Is offering free books part of your business plan, or isn't it?

Amazon -- whom many of my readers will already know that I despise -- has made a surprising decision.  Apparently, even though they use the thousands of free books as a selling point for their Kindle, and in fact, promote the advantages of making your book free for indie authors who self-publish through the KDP select program...  Apparently, despite all this, Amazon has decided to punish affiliates who promote "too many" free books.
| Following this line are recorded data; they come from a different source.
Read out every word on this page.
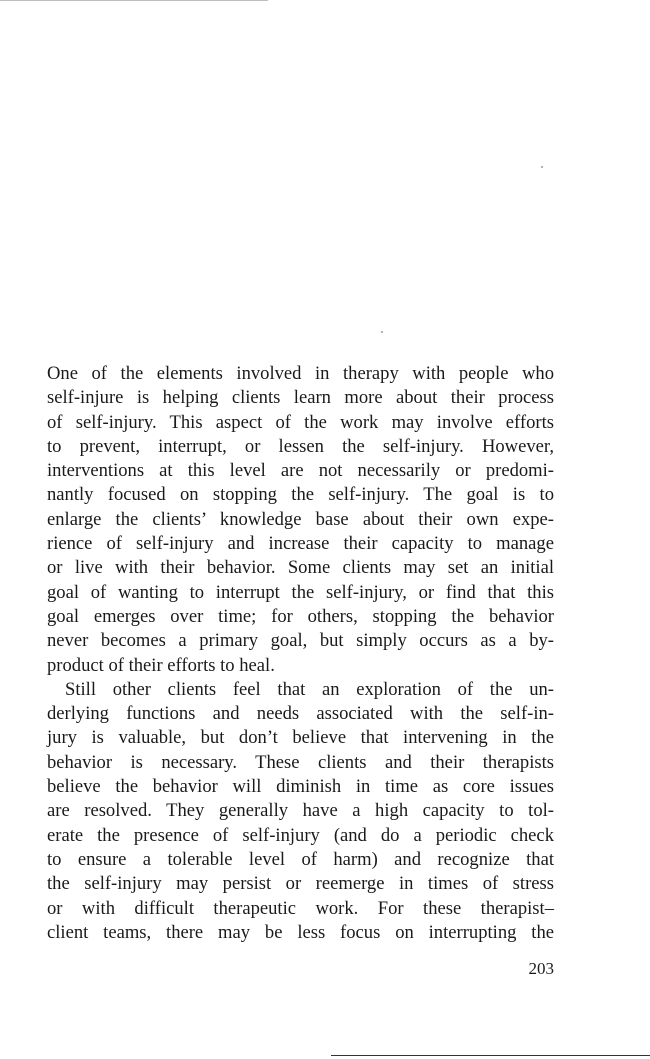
One of the elements involved in therapy with people who
self-injure is helping clients learn more about their process
of self-injury. This aspect of the work may involve efforts
to prevent, interrupt, or lessen the self-injury. However,
interventions at this level are not necessarily or predomi-
nantly focused on stopping the self-injury. The goal is to
enlarge the clients’ knowledge base about their own expe-
rience of self-injury and increase their capacity to manage
or live with their behavior. Some clients may set an initial
goal of wanting to interrupt the self-injury, or find that this
goal emerges over time; for others, stopping the behavior
never becomes a primary goal, but simply occurs as a by-
product of their efforts to heal.
Still other clients feel that an exploration of the un-
derlying functions and needs associated with the self-in-
jury is valuable, but don’t believe that intervening in the
behavior is necessary. These clients and their therapists
believe the behavior will diminish in time as core issues
are resolved. They generally have a high capacity to tol-
erate the presence of self-injury (and do a periodic check
to ensure a tolerable level of harm) and recognize that
the self-injury may persist or reemerge in times of stress
or with difficult therapeutic work. For these therapist–
client teams, there may be less focus on interrupting the
203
I follow some blogs that list links to free books, to keep myself informed of any promotions from the major publishers, and this will be affecting them -- and possibly impacting my ability to find out about free books.  There is a blog post here that discusses the new rules and their impact on affiliates: Changes Afoot!  Essentially, if an affiliate's websites or blogs generate 20,000 downloads of free books in a month -- a little under 700 a day -- and the paid purchases referred by that affiliate are less than 20 percent of the total (meaning referrals of free books account for more than 80 percent of the total purchases), they lose all of their affiliate revenue.  ALL OF IT.  Even though they are still, technically, referring paying customers to Amazon.
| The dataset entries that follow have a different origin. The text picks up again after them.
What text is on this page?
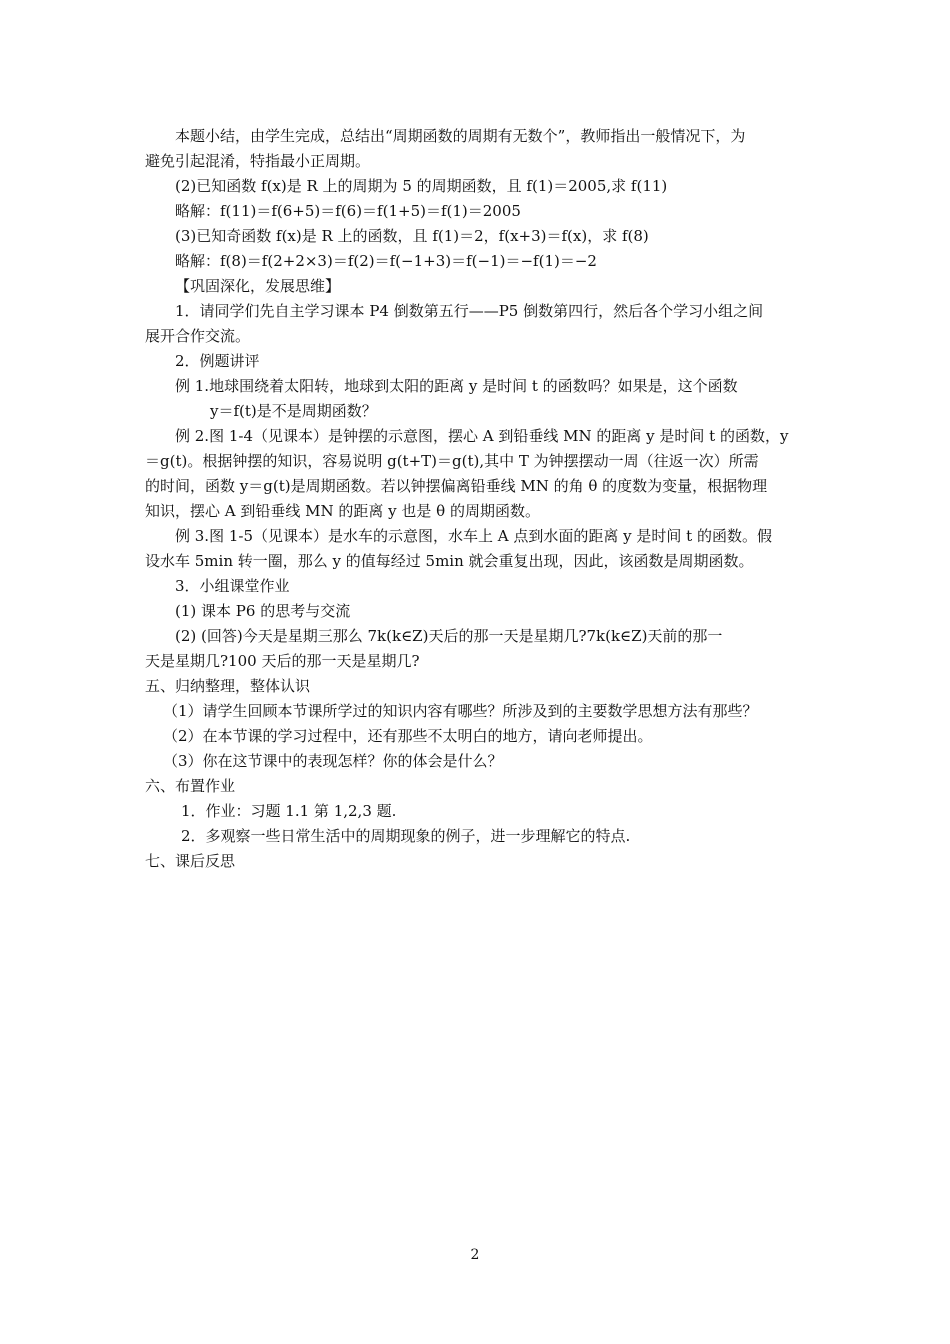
本题小结，由学生完成，总结出“周期函数的周期有无数个”，教师指出一般情况下，为
避免引起混淆，特指最小正周期。
(2)已知函数 f(x)是 R 上的周期为 5 的周期函数，且 f(1)＝2005,求 f(11)
略解：f(11)＝f(6+5)＝f(6)＝f(1+5)＝f(1)＝2005
(3)已知奇函数 f(x)是 R 上的函数，且 f(1)＝2，f(x+3)＝f(x)，求 f(8)
略解：f(8)＝f(2+2×3)＝f(2)＝f(−1+3)＝f(−1)＝−f(1)＝−2
【巩固深化，发展思维】
1．请同学们先自主学习课本 P4 倒数第五行——P5 倒数第四行，然后各个学习小组之间
展开合作交流。
2．例题讲评
例 1.地球围绕着太阳转，地球到太阳的距离 y 是时间 t 的函数吗？如果是，这个函数
y＝f(t)是不是周期函数？
例 2.图 1-4（见课本）是钟摆的示意图，摆心 A 到铅垂线 MN 的距离 y 是时间 t 的函数，y
＝g(t)。根据钟摆的知识，容易说明 g(t+T)＝g(t),其中 T 为钟摆摆动一周（往返一次）所需
的时间，函数 y＝g(t)是周期函数。若以钟摆偏离铅垂线 MN 的角 θ 的度数为变量，根据物理
知识，摆心 A 到铅垂线 MN 的距离 y 也是 θ 的周期函数。
例 3.图 1-5（见课本）是水车的示意图，水车上 A 点到水面的距离 y 是时间 t 的函数。假
设水车 5min 转一圈，那么 y 的值每经过 5min 就会重复出现，因此，该函数是周期函数。
3．小组课堂作业
(1) 课本 P6 的思考与交流
(2) (回答)今天是星期三那么 7k(k∈Z)天后的那一天是星期几?7k(k∈Z)天前的那一
天是星期几?100 天后的那一天是星期几?
五、归纳整理，整体认识
（1）请学生回顾本节课所学过的知识内容有哪些？所涉及到的主要数学思想方法有那些？
（2）在本节课的学习过程中，还有那些不太明白的地方，请向老师提出。
（3）你在这节课中的表现怎样？你的体会是什么？
六、布置作业
1．作业：习题 1.1 第 1,2,3 题.
2．多观察一些日常生活中的周期现象的例子，进一步理解它的特点.
七、课后反思
2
This does not affect my blog, since Amazon ended my affiliate relationship years ago, after Colorado passed a law requiring them to inform customers of their state tax liability.  It does, however, make me fairly disgusted with Amazon.  After all, don't most of these referred customers still go on to buy from Amazon as well?  Is that not the point of free ebooks, to lure customers in so that they will spend money on other items?  This seems to me like Amazon is trying to find a way not to pay their affiliates.

One has to ask, how can a bookseller that uses free books so heavily in the way their entire business operates justify penalizing websites for promoting free books?  Amazon uses their huge library of free ebooks as one of the selling points of the Kindle over other e-readers, for one thing, but they also steer indie authors in their self-publishing program toward offering their books for free as a marketing ploy to increase their ranking on the site.  Now, at the same time as they are selling the benefits of free books to Kindle owners and self-published authors, they are also threatening affiliate with total loss of revenue if too many of their referrals download free books.

In the big picture of things, though, it is only one more scumbag move in the history of Amazon.  They are a bully in the marketplace, and the little people -- affiliates, indie authors, etc. -- have no choice but to put up with it.